Installation Notes – Updated

The Nel has custom, lightweight spikes, three to a speaker and with shallow lock-nuts. They possess nice, sharp points that actually have some chance of penetrating a carpet, but they have short threads and no way of gripping them when locking them off. One consideration here is the presence of the downward firing port. T&T don’t want to offer too great a range of adjustment, so that users can lift the speaker too high off the floor, altering carefully calculated port characteristics. But in both instances, the choice/design of the cones or spikes presented a challenge when it came to set up.

Enough is enough – just not topo much…

With wide-bandwidth speakers, balancing the bass weight and integration against the room is the first challenge – ensuring that too much bass doesn’t intrude on proceedings. With smaller speakers it’s a case of maximising the bottom-end without compromising musicality. In many ways, that makes the adjustment just as critical as for larger speakers when it comes to maximising musical potential. Let’s start with the Mozart. VA quote the Mozart Infinity’s -3dB point as 30Hz. Not only is the company unusually realistic when it comes to the specifications on its products, but that is enough low-frequency output to cause issues in most domestic rooms if the speakers are poorly sited. Experience with other floorstanding Vienna speakers (particularly the excellent Beethoven Baby and Concert Grands) has taught me that the speakers are super -ritical of attitude and height off the floor. As soon as I fired up the Mozart Infinities, it was apparent that they share the Vienna DNA, both in terms of their beautifully natural tonal colours, scale and dimensionality (helped by some deft DSP shaping in their on-board amplification) and in the demands those attributes place on set-up.

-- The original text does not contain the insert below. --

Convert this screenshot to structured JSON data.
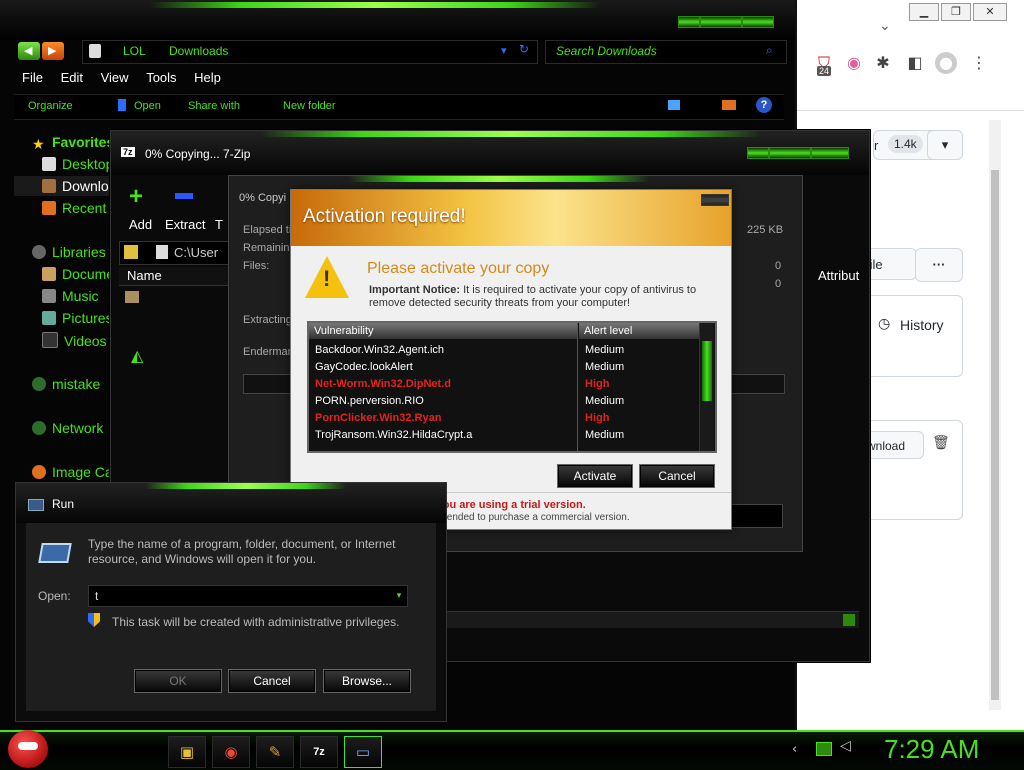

Long story short, by the time I had the speakers zeroed-out (dead vertical) on my 17thC. floorboards, there was little or no thread left on the cones to play with their attitude or height off of the floor. Working with what adjustment did remain, as well as a few extemporary experiments with varying the heights of footers or temporarily installing longer spikes, clearly demonstrated just how responsive the speakers are to height and angle adjustments. Yes, I could achieve some of the benefits of lifting the speakers on their cones by really careful fore-and-aft adjustment, but that was more a case of juggling absolute weight rather than improving bottom-end linearity. What’s more, with several of the cones extended to pretty much the end of their threads, the lack of locknuts meant stability became a serious problem. Adding standard nuts to the cones where possible, solved that issue, to significant sonic benefit – but aesthetically speaking it was a bit like drawing spectacles on the Mona Lisa.

Vienna Acoustic’s superb spike system – seen here on the Liszt speaker. The optional spikes for the Mozart Infinity are almost identical.